Transparency is of utmost importance and every pragmatic effort to pierce the black box nature of life insurance should be made.  Private Placement Life Insurance (PPLI) is a product class which puts a premium on that.  If you have ever reviewed a PPLI proposal you will likely see multiple columns segregating and identifying the fees and expenses much more cleanly than others along with various expense ratios.  Even the annual IRR on premium to cash value may be included right in the ledgers.  (Many products I reference above have an expense page which provides much of the same information but is seldom provided as it is not a mandatory part of the sales ledger.)

I was always taught to run towards potential objections or suspicions rather than away from them and that is what PPLI and these optional expense pages do.  There is still a spread between crediting and earnings but it is laid out very clearly and is putting it into context relative to one’s objectives, whether that be income tax savings or death benefit protection.   Of course, many of our clients don’t have the millions of dollars necessary to get over the PPLI threshold but the concept of transparency should be emulated in all products if crediting rates continue to be a central tenant of the sales process.

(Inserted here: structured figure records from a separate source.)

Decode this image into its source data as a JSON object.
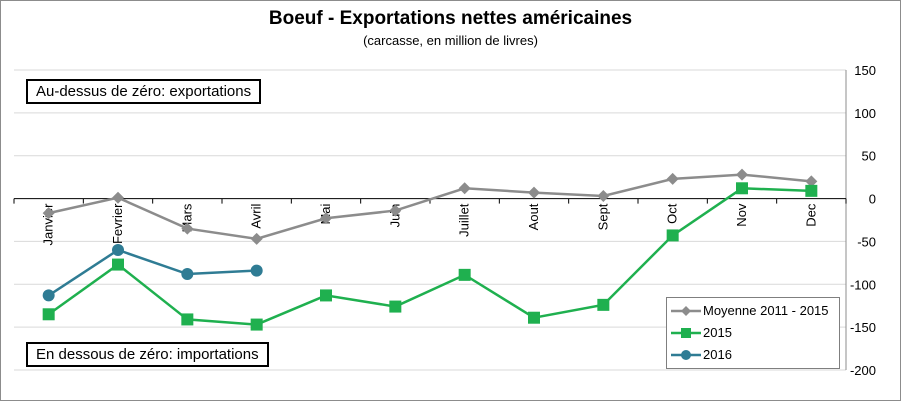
{
  "chart_data": {
    "type": "line",
    "title": "Boeuf - Exportations nettes américaines",
    "subtitle": "(carcasse, en million de livres)",
    "categories": [
      "Janvier",
      "Fevrier",
      "Mars",
      "Avril",
      "Mai",
      "Juin",
      "Juillet",
      "Aout",
      "Sept",
      "Oct",
      "Nov",
      "Dec"
    ],
    "ylim": [
      -200,
      150
    ],
    "yticks": [
      150,
      100,
      50,
      0,
      -50,
      -100,
      -150,
      -200
    ],
    "y_axis_side": "right",
    "grid": true,
    "legend_position": "bottom-right",
    "series": [
      {
        "name": "Moyenne 2011 - 2015",
        "color": "#8c8c8c",
        "marker": "diamond",
        "values": [
          -17,
          1,
          -35,
          -47,
          -23,
          -14,
          12,
          7,
          3,
          23,
          28,
          20
        ]
      },
      {
        "name": "2015",
        "color": "#1fb04f",
        "marker": "square",
        "values": [
          -135,
          -77,
          -141,
          -147,
          -113,
          -126,
          -89,
          -139,
          -124,
          -43,
          12,
          9
        ]
      },
      {
        "name": "2016",
        "color": "#2f7c94",
        "marker": "circle",
        "values": [
          -113,
          -60,
          -88,
          -84,
          null,
          null,
          null,
          null,
          null,
          null,
          null,
          null
        ]
      }
    ],
    "annotations": {
      "above": "Au-dessus de zéro: exportations",
      "below": "En dessous de zéro: importations"
    }
  }
}
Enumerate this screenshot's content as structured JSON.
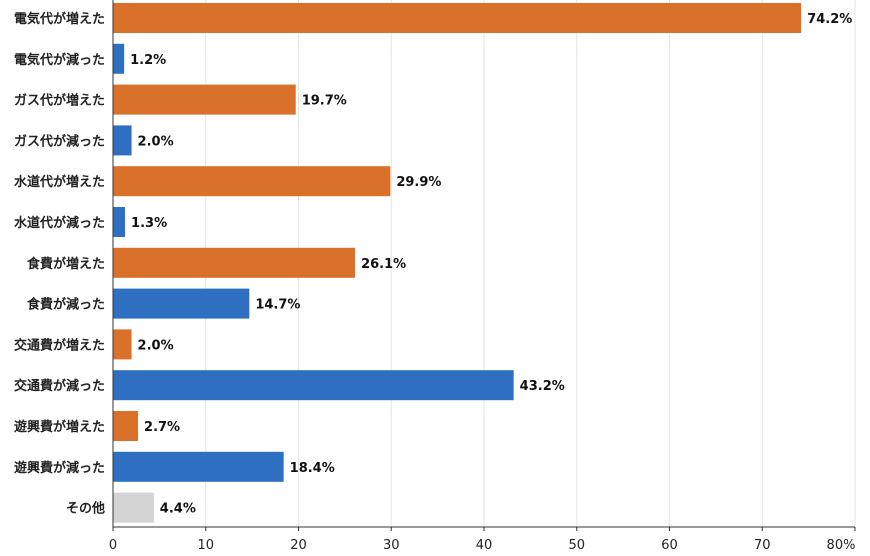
{
  "chart_data": {
    "type": "bar",
    "orientation": "horizontal",
    "categories": [
      "電気代が増えた",
      "電気代が減った",
      "ガス代が増えた",
      "ガス代が減った",
      "水道代が増えた",
      "水道代が減った",
      "食費が増えた",
      "食費が減った",
      "交通費が増えた",
      "交通費が減った",
      "遊興費が増えた",
      "遊興費が減った",
      "その他"
    ],
    "values": [
      74.2,
      1.2,
      19.7,
      2.0,
      29.9,
      1.3,
      26.1,
      14.7,
      2.0,
      43.2,
      2.7,
      18.4,
      4.4
    ],
    "value_labels": [
      "74.2%",
      "1.2%",
      "19.7%",
      "2.0%",
      "29.9%",
      "1.3%",
      "26.1%",
      "14.7%",
      "2.0%",
      "43.2%",
      "2.7%",
      "18.4%",
      "4.4%"
    ],
    "bar_kind": [
      "increase",
      "decrease",
      "increase",
      "decrease",
      "increase",
      "decrease",
      "increase",
      "decrease",
      "increase",
      "decrease",
      "increase",
      "decrease",
      "other"
    ],
    "xlim": [
      0,
      80
    ],
    "x_ticks": [
      "0",
      "10",
      "20",
      "30",
      "40",
      "50",
      "60",
      "70",
      "80%"
    ],
    "grid": true,
    "colors": {
      "increase": "#d9712b",
      "decrease": "#2f6fc2",
      "other": "#d4d4d4"
    }
  }
}
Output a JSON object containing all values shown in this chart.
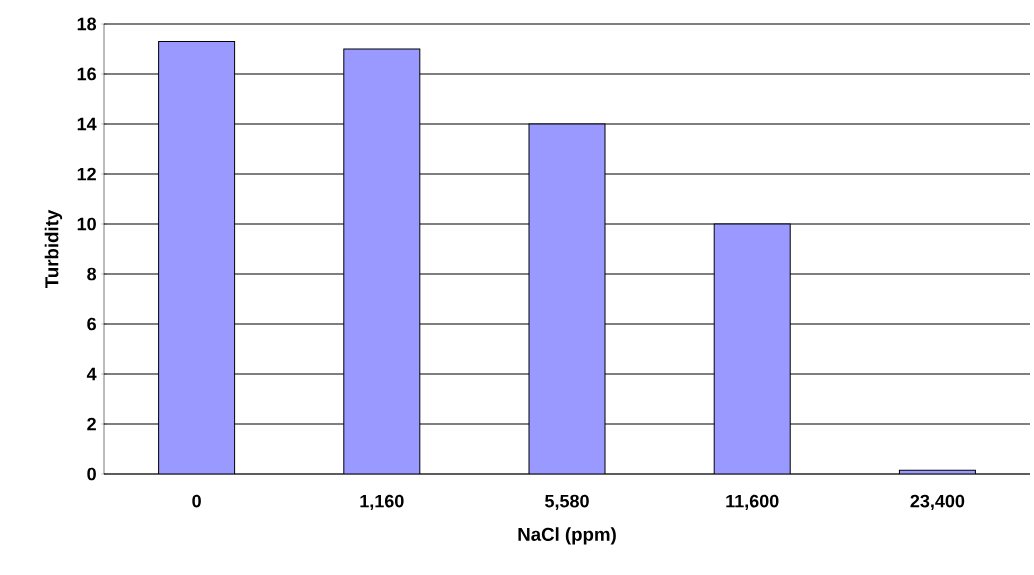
{
  "chart_data": {
    "type": "bar",
    "xlabel": "NaCl (ppm)",
    "ylabel": "Turbidity",
    "categories": [
      "0",
      "1,160",
      "5,580",
      "11,600",
      "23,400"
    ],
    "values": [
      17.3,
      17.0,
      14.0,
      10.0,
      0.15
    ],
    "color": "#9999ff",
    "ylim": [
      0,
      18
    ],
    "yticks": [
      0,
      2,
      4,
      6,
      8,
      10,
      12,
      14,
      16,
      18
    ],
    "grid": "y"
  }
}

I realize that income tax planning is a big driver in many of these transactions and I have not touched on that and it needs to be incorporated into the discussion.  However, these numbers are important on their own as many consumers and advisors I meet with still believe the touted gross crediting/market return/dividend rate is being applied to their money and the tax saving are on top of that!

Pull out your calculator or call me for a customized spreadsheet.  This isn’t an attempt to kill deals (unless the process highlights malfeasance).  Quite the contrary; it’s an attempt to make everyone comfortable and to mitigate objections.  If a salesperson is worried that the real IRR coming to light will tank a deal, there were bigger issues from the outset.